Women and their supporters demonstrated every day outside the courtroom. The Boston Branch of Workers World Party helped organize an Edelin Defense Committee that held many demonstrations, meetings, press conferences and fundraisers.

Women were defending the clinics with their bodies. They also protested against sterilization abuse of Black and Latina women and involuntary research experimentation on poor women and women of color.

Workers World Party had brought together a coalition that organized a march against racism in Boston in December 1974. The 25,000 people who came out turned the tide of the racist onslaught. Multinational squads physically defended Black families’ homes that had been firebombed and stoned in East Boston and Hyde Park by racist forces. Bus drivers from United Steel Workers Union Local 8751 drove Black children to school despite a hail of rocks and epithets.

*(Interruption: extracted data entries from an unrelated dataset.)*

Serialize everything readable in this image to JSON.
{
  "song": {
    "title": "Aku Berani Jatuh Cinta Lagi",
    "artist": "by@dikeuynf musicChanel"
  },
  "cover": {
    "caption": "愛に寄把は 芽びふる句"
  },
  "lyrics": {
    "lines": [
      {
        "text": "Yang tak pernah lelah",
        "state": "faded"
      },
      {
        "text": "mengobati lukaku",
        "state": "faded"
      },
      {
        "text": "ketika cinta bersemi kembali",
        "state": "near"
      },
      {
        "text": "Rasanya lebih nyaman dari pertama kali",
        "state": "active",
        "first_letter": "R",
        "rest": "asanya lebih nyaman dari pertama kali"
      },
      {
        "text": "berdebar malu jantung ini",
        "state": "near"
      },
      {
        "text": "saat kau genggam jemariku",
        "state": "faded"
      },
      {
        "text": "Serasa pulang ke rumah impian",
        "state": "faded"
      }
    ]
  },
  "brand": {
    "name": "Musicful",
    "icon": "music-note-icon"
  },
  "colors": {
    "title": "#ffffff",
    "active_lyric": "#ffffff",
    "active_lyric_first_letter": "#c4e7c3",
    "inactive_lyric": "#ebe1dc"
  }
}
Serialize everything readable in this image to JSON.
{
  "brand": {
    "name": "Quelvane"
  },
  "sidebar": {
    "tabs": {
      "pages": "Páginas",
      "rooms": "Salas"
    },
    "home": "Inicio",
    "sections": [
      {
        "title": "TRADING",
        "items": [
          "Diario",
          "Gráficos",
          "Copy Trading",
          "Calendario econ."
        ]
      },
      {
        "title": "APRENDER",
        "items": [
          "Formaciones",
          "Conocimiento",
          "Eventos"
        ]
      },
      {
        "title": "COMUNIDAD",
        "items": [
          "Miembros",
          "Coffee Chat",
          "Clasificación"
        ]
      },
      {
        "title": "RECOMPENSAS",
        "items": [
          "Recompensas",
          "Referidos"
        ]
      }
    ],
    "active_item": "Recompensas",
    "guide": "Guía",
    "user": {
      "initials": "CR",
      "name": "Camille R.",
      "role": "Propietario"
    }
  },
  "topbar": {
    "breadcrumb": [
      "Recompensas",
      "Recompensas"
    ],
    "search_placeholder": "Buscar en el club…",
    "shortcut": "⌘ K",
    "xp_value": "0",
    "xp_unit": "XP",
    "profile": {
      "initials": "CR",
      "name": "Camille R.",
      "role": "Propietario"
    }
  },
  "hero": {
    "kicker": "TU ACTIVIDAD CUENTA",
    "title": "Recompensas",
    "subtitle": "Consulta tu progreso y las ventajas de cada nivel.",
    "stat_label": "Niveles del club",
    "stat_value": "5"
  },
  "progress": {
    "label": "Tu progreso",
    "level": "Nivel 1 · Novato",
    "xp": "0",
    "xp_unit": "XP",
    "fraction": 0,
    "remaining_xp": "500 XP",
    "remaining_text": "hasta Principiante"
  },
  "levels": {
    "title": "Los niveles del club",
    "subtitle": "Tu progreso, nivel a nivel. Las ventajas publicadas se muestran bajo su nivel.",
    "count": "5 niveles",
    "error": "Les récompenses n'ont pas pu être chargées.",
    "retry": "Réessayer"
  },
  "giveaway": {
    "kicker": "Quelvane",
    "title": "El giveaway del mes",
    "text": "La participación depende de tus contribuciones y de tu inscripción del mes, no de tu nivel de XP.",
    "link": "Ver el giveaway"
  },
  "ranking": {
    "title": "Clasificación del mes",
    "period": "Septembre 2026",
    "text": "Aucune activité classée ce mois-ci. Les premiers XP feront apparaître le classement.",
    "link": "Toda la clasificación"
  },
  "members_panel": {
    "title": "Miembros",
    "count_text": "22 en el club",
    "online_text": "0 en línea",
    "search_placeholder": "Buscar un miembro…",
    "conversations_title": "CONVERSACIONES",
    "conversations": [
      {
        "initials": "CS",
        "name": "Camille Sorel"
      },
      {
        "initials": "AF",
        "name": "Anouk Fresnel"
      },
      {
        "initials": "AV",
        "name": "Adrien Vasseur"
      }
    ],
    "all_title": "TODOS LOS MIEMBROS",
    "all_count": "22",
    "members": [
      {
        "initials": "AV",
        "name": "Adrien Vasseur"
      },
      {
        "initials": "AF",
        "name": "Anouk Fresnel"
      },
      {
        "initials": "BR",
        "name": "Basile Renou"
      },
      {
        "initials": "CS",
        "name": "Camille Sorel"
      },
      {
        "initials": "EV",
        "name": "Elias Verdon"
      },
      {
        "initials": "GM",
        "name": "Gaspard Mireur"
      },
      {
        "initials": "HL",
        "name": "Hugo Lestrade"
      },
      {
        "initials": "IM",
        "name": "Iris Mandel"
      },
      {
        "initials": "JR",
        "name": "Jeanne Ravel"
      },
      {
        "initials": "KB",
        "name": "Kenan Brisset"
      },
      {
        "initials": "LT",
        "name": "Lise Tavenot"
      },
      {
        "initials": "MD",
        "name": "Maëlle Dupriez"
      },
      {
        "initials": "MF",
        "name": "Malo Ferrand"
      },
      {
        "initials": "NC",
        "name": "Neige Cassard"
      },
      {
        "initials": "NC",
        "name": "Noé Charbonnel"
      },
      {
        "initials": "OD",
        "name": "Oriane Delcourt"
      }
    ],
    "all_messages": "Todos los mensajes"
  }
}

Dr. Kenneth Edelin’s story is both African-American history and women’s history. It is a story that needs to be told and a book that needs to be read far and wide. He is a hero who unwaveringly stood on the front lines in defense of women’s right to choose. His love, compassion and respect for women shines through in every page of this book, whether he’s talking about delivering a baby, offering services and counseling to pregnant teenagers, or setting up an alcohol abuse counseling service. He calls the Family Planning Clinic at BCH “a place of liberation.”

Edelin says that over the 30 years he practiced medicine, the reasons women needed an abortion were always different and very personal and the decision was always made with a lot of thought.